が、何故かコーリー王子様はそれをスルーして、次のドアへと向かった。
「ま、待ってくださいコーリー王子様! 先程の場所であっています!」
「僕の知ってるトイレと違うよ」
「男と女ではトイレの構造が異なるのです。ですから、あそこで合っているのです!」
「そっか」
コーリー王子様はトイレの目の前まで連れて来ると、私を下ろした。
「これでいい?」
「はい、ありがとうございます、コーリー王子様。できれば音を聞かないように、部屋に戻ってください!」
私は勢いよくドアを閉め、下着を脱いで幸せを噛み締める。
「はぁ〜スッキリスッキリって、コーリー王子様!」
なんと、トイレから少し離れた場所で、コーリー王子様は耳を手で塞いで待っていた。
「別に先に戻っていらしても良かったのですよ」
「もう耳いい?」
まだ手で耳を押さえながら聞いてくる。
「大丈夫ですよ」
私は耳から手を離すジェスチャーでそう伝える。
「戻りましょうか」
コーリー王子様は頷くと、さっきみたいにしゃがんだ。
「もう大丈夫ですよ、コーリー王子様。もしあれでしたら今度は私がおぶりましょうか?」
後半はほんの冗談のつもりだったが、コーリー王子様は本気にしたみたいだ。
何故か少し嬉しそうに縦に頷いた。
「え、本当にいいんですか?」
「いいよ」
えー、マジですか。でもまあ、コーリー王子様のキャラ的に冗談とかは空回りしてた気もする……。
私は先程のコーリー王子様のようにしゃがんだ。
手で私の肩を持つ。私はコーリー王子様の脚を抱えて立ち上がる。
最初少しふらついたものの、すぐに立て直す。
そういえば、三歳まではお兄様にこうしておぶってもらってたな〜。久しぶりに頼もうかな?
「コーリー王子様、どこか違和感はありませんか?」
「ないと思うよ」
「では良かったです」
「ねえ、名前は?」
「そういえば名乗っていませんでしたね。ドルチエ王国侯爵家のマードリア・フレーバです」
「名前長いね。えっと、ド、ドル?」
「そこは名前ではありませんよ。私の名前はマードリアです」
「マードリア? 僕覚えられないかもしれない」
「でしたら名前を短くして呼ぶっていうのも手ですよ。私のお兄様はリアって呼びます。それ以外の呼び方でしたらなんでもいいですよ」
「じゃあ……」
何故そこまで言ってから考える! 本当に、ゲーム通りだったかは覚えて無いけど、変わった王子様。

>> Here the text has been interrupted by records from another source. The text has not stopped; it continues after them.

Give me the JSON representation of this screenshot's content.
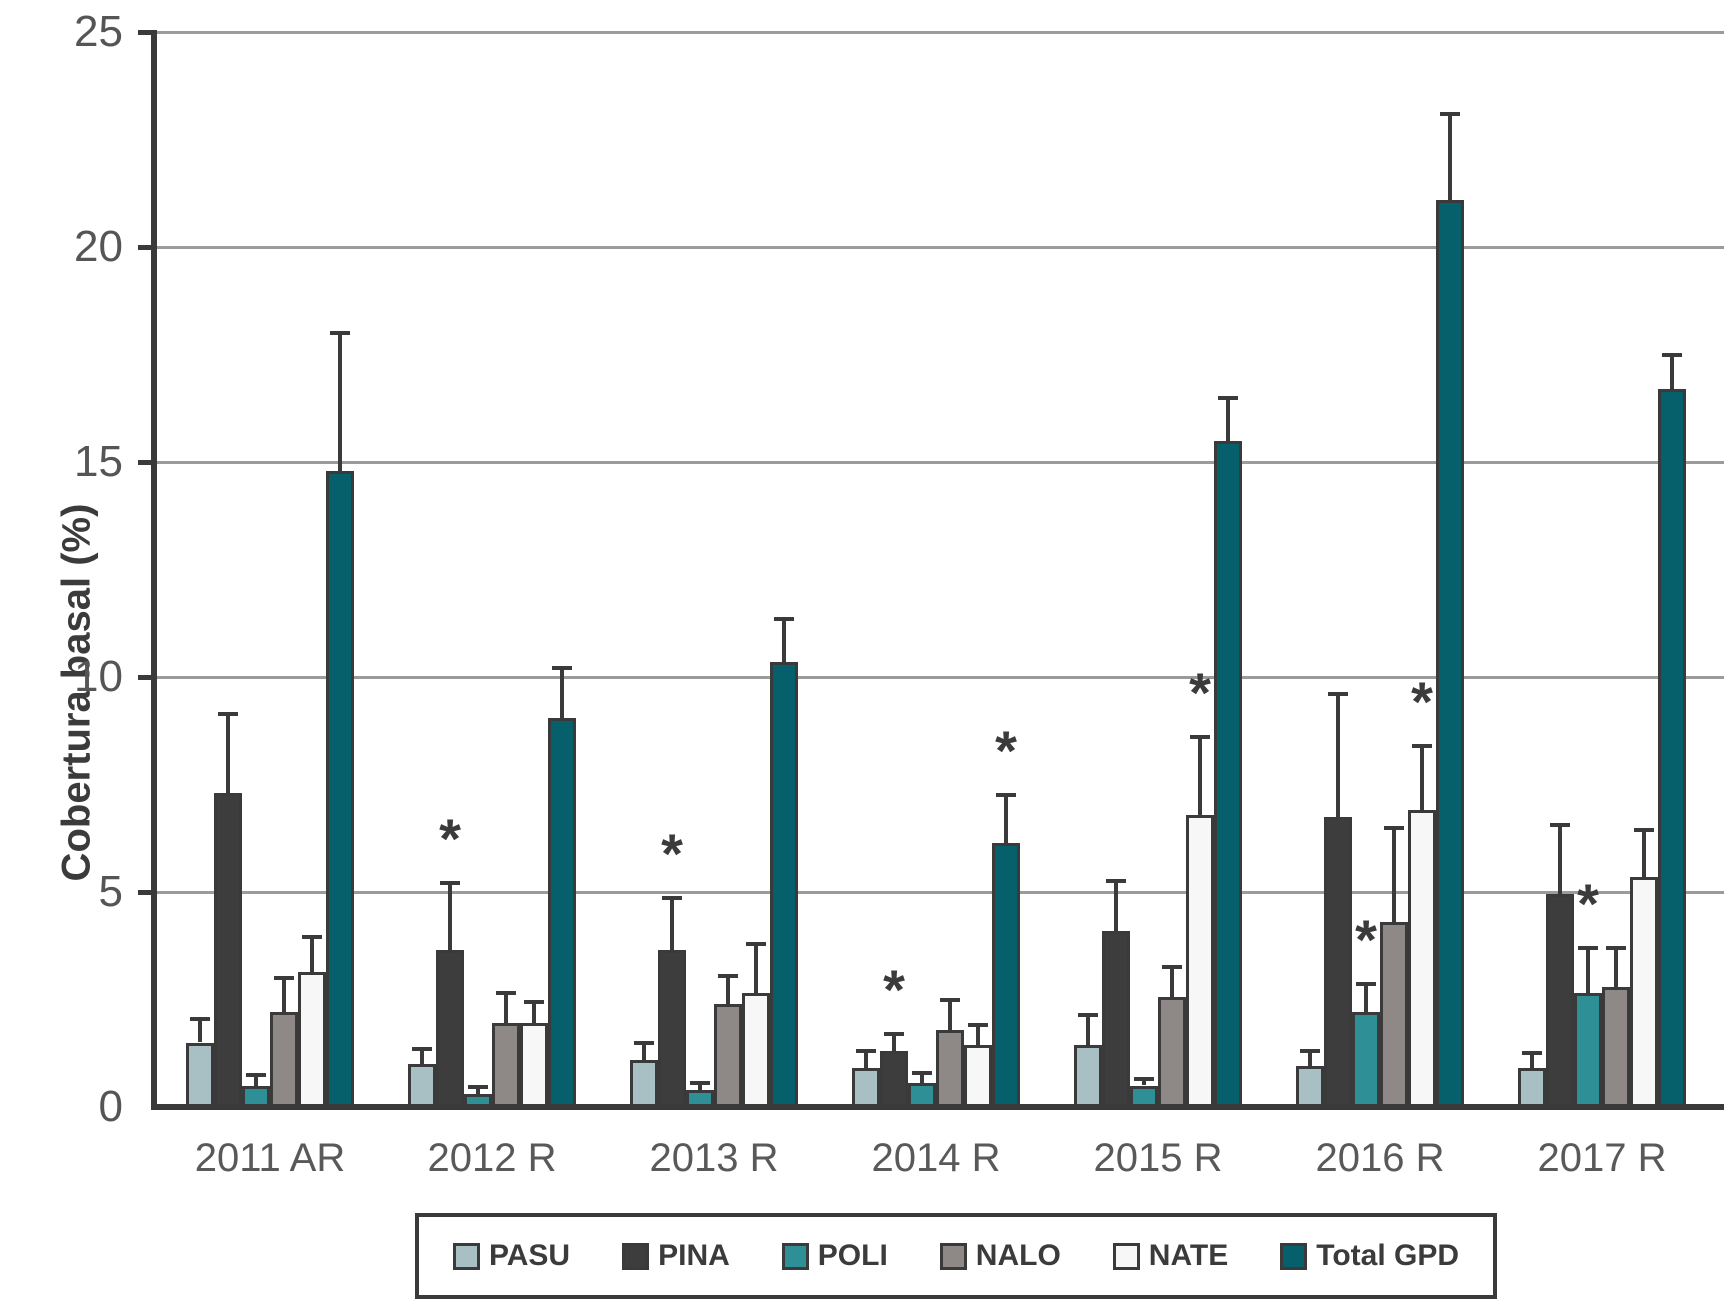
{
  "figure": {
    "y_axis_title": "Cobertura basal (%)"
  },
  "chart_data": {
    "type": "bar",
    "title": "",
    "xlabel": "",
    "ylabel": "Cobertura basal (%)",
    "ylim": [
      0,
      25
    ],
    "y_ticks": [
      0,
      5,
      10,
      15,
      20,
      25
    ],
    "grid": "horizontal",
    "legend_position": "bottom",
    "error_bars": "plus_direction_only",
    "categories": [
      "2011 AR",
      "2012 R",
      "2013 R",
      "2014 R",
      "2015 R",
      "2016 R",
      "2017 R"
    ],
    "series": [
      {
        "name": "PASU",
        "color": "#a8c0c3",
        "values": [
          1.5,
          1.0,
          1.1,
          0.9,
          1.45,
          0.95,
          0.9
        ],
        "errors_plus": [
          0.55,
          0.35,
          0.4,
          0.4,
          0.7,
          0.35,
          0.35
        ]
      },
      {
        "name": "PINA",
        "color": "#3d3d3d",
        "values": [
          7.3,
          3.65,
          3.65,
          1.3,
          4.1,
          6.75,
          4.95
        ],
        "errors_plus": [
          1.85,
          1.55,
          1.2,
          0.4,
          1.15,
          2.85,
          1.6
        ]
      },
      {
        "name": "POLI",
        "color": "#2f8f97",
        "values": [
          0.5,
          0.3,
          0.4,
          0.55,
          0.5,
          2.2,
          2.65
        ],
        "errors_plus": [
          0.25,
          0.17,
          0.15,
          0.25,
          0.15,
          0.65,
          1.05
        ]
      },
      {
        "name": "NALO",
        "color": "#8e8987",
        "values": [
          2.2,
          1.95,
          2.4,
          1.8,
          2.55,
          4.3,
          2.8
        ],
        "errors_plus": [
          0.8,
          0.7,
          0.65,
          0.7,
          0.7,
          2.2,
          0.9
        ]
      },
      {
        "name": "NATE",
        "color": "#f7f7f7",
        "values": [
          3.15,
          1.95,
          2.65,
          1.45,
          6.8,
          6.9,
          5.35
        ],
        "errors_plus": [
          0.8,
          0.5,
          1.15,
          0.45,
          1.8,
          1.5,
          1.1
        ]
      },
      {
        "name": "Total GPD",
        "color": "#05606b",
        "values": [
          14.8,
          9.05,
          10.35,
          6.15,
          15.5,
          21.1,
          16.7
        ],
        "errors_plus": [
          3.2,
          1.15,
          1.0,
          1.1,
          1.0,
          2.0,
          0.8
        ]
      }
    ],
    "significance_markers": [
      {
        "category": "2012 R",
        "series": "PINA",
        "symbol": "*"
      },
      {
        "category": "2013 R",
        "series": "PINA",
        "symbol": "*"
      },
      {
        "category": "2014 R",
        "series": "PINA",
        "symbol": "*"
      },
      {
        "category": "2014 R",
        "series": "Total GPD",
        "symbol": "*"
      },
      {
        "category": "2015 R",
        "series": "NATE",
        "symbol": "*"
      },
      {
        "category": "2016 R",
        "series": "POLI",
        "symbol": "*"
      },
      {
        "category": "2016 R",
        "series": "NATE",
        "symbol": "*"
      },
      {
        "category": "2017 R",
        "series": "POLI",
        "symbol": "*"
      }
    ],
    "colors": {
      "axis": "#3a3a3a",
      "gridline": "#9b9b9b",
      "tick_label": "#555555",
      "category_label": "#595959",
      "error_bar": "#3a3a3a",
      "significance": "#3b3b3b",
      "background": "#ffffff"
    }
  }
}
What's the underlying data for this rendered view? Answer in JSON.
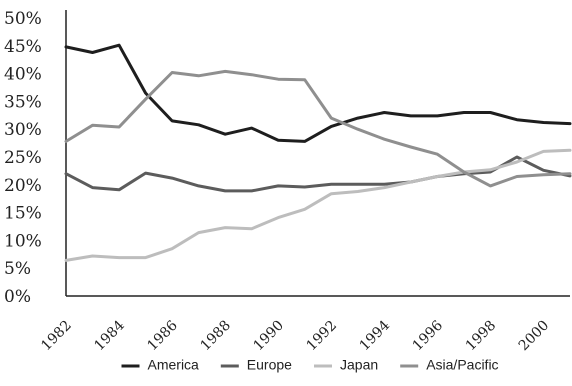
{
  "chart_data": {
    "type": "line",
    "x": [
      1982,
      1983,
      1984,
      1985,
      1986,
      1987,
      1988,
      1989,
      1990,
      1991,
      1992,
      1993,
      1994,
      1995,
      1996,
      1997,
      1998,
      1999,
      2000,
      2001
    ],
    "x_tick_labels": [
      "1982",
      "1984",
      "1986",
      "1988",
      "1990",
      "1992",
      "1994",
      "1996",
      "1998",
      "2000"
    ],
    "y_tick_labels": [
      "0%",
      "5%",
      "10%",
      "15%",
      "20%",
      "25%",
      "30%",
      "35%",
      "40%",
      "45%",
      "50%"
    ],
    "ylim": [
      0,
      50
    ],
    "xlim": [
      1982,
      2001
    ],
    "grid": false,
    "legend_position": "bottom",
    "series": [
      {
        "name": "America",
        "color": "#1e1e1e",
        "values": [
          44.8,
          43.8,
          45.1,
          36.5,
          31.5,
          30.8,
          29.1,
          30.2,
          28.0,
          27.8,
          30.5,
          32.0,
          33.0,
          32.4,
          32.4,
          33.0,
          33.0,
          31.7,
          31.2,
          31.0
        ]
      },
      {
        "name": "Europe",
        "color": "#5c5c5c",
        "values": [
          22.0,
          19.5,
          19.1,
          22.1,
          21.2,
          19.8,
          18.9,
          18.9,
          19.8,
          19.6,
          20.1,
          20.1,
          20.1,
          20.5,
          21.5,
          22.0,
          22.3,
          25.0,
          22.6,
          21.6
        ]
      },
      {
        "name": "Japan",
        "color": "#bdbdbd",
        "values": [
          6.4,
          7.2,
          6.9,
          6.9,
          8.5,
          11.4,
          12.3,
          12.1,
          14.1,
          15.6,
          18.4,
          18.8,
          19.5,
          20.5,
          21.5,
          22.3,
          22.7,
          24.1,
          26.0,
          26.2
        ]
      },
      {
        "name": "Asia/Pacific",
        "color": "#8f8f8f",
        "values": [
          27.8,
          30.7,
          30.4,
          35.4,
          40.2,
          39.6,
          40.4,
          39.8,
          39.0,
          38.9,
          32.0,
          30.0,
          28.2,
          26.8,
          25.5,
          22.3,
          19.8,
          21.5,
          21.8,
          22.0
        ]
      }
    ]
  }
}
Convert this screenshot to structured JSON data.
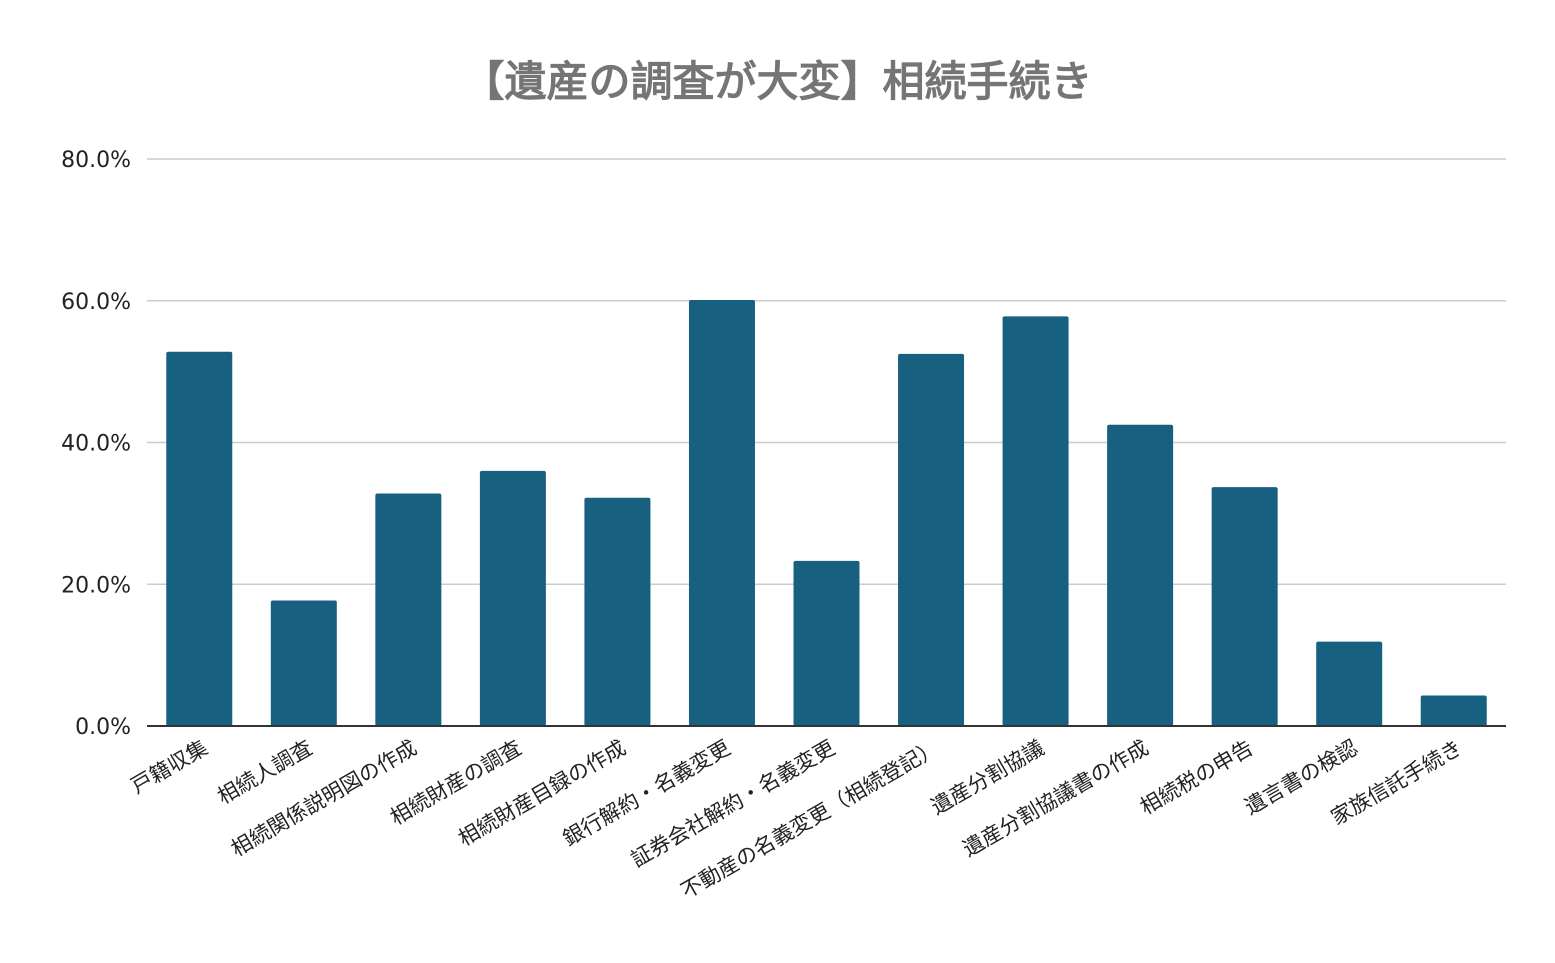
{
  "chart_data": {
    "type": "bar",
    "title": "【遺産の調査が大変】相続手続き",
    "xlabel": "",
    "ylabel": "",
    "ylim": [
      0,
      80
    ],
    "yticks": [
      "0.0%",
      "20.0%",
      "40.0%",
      "60.0%",
      "80.0%"
    ],
    "grid": true,
    "legend": "none",
    "categories": [
      "戸籍収集",
      "相続人調査",
      "相続関係説明図の作成",
      "相続財産の調査",
      "相続財産目録の作成",
      "銀行解約・名義変更",
      "証券会社解約・名義変更",
      "不動産の名義変更（相続登記）",
      "遺産分割協議",
      "遺産分割協議書の作成",
      "相続税の申告",
      "遺言書の検認",
      "家族信託手続き"
    ],
    "values": [
      52.8,
      17.7,
      32.8,
      36.0,
      32.2,
      60.1,
      23.3,
      52.5,
      57.8,
      42.5,
      33.7,
      11.9,
      4.3
    ],
    "bar_color": "#176080",
    "grid_color": "#cccccc",
    "axis_color": "#333333"
  }
}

「マードって呼ぶ。僕の場合はどうなるの? あ、僕の名前コーリーっていうの」
「存じ上げていますよ」
「なんで知ってるの?」
「演奏前に名乗ったじゃないですか。その時覚えたんです。それに、先程から名前でお呼びしてましたよ」
「そうだった気がする。マード、覚えてくれたんだ」
「さすがに王子様の名前は知っておかないといけませんし」
コーリー王子様は手を首に回して、抱きつく形で私に密着した。
「どうしましたか?」
「マードに甘えたい」
ド直球‼︎ でもまあ、あの素直じゃない王女様に比べれば全然いっか。
「満足させられるかは分かりませんよ」
「傍にいてくれるだけでいい。マード、少し変わってる。みんな僕と距離をとるから」
「人には相性というものがありますからね。コーリー王子様は、相性が合う人が少ないだけですよ。いつか、心の底から一緒にいたいと思う人が現れますよ」
ゲームの主人公が。
「コーリーじゃない。別の名前」
ああ、あだ名で呼んでほしいのか。
「でしたら、コリーなんてどうでしょうか?」
「うん、いいよ。マードは僕から離れない?」
「離れません」
「なら、もう大丈夫」
コーリー王子は嬉しそうに頭を擦りつけてくる。
なんだか犬みたい。
「しかし、全然部屋が見つかりませんね。もうすぐフーリン様の演奏が始まってしまいます」
「マード見て、あそこだけ昼と夜が同時にきてるよ」
コーリー王子様の指す方に目を向けると、そこは舞台下だった。
なんとも変わった表現の仕方。
舞台上から自己紹介が聞こえてくる。
「あ! フーリン様の演奏の番だ!」
これは流石に聴いとかないと、他の貴族たちに睨まれる。
「コリー王子様、フーリン皇子様の演奏が終わりましたら一緒に戻りましょう。その方が確実に戻れますし」
「マードがそうしたいならいいよ」
私達二人は係員に見つからないように、フーリン皇子様の奏でるピアノを聴く。
フーリン様の演奏は、この短い時間だけでも、相当練習したことが容易にうかがえる。下手したら、指が意思通り動くようになってから練習しているかもしれない。
それくらい、他の奏者とは一線を画していた。
大きな拍手が鳴り響く中フーリン様は私達の目の前へとやってきた。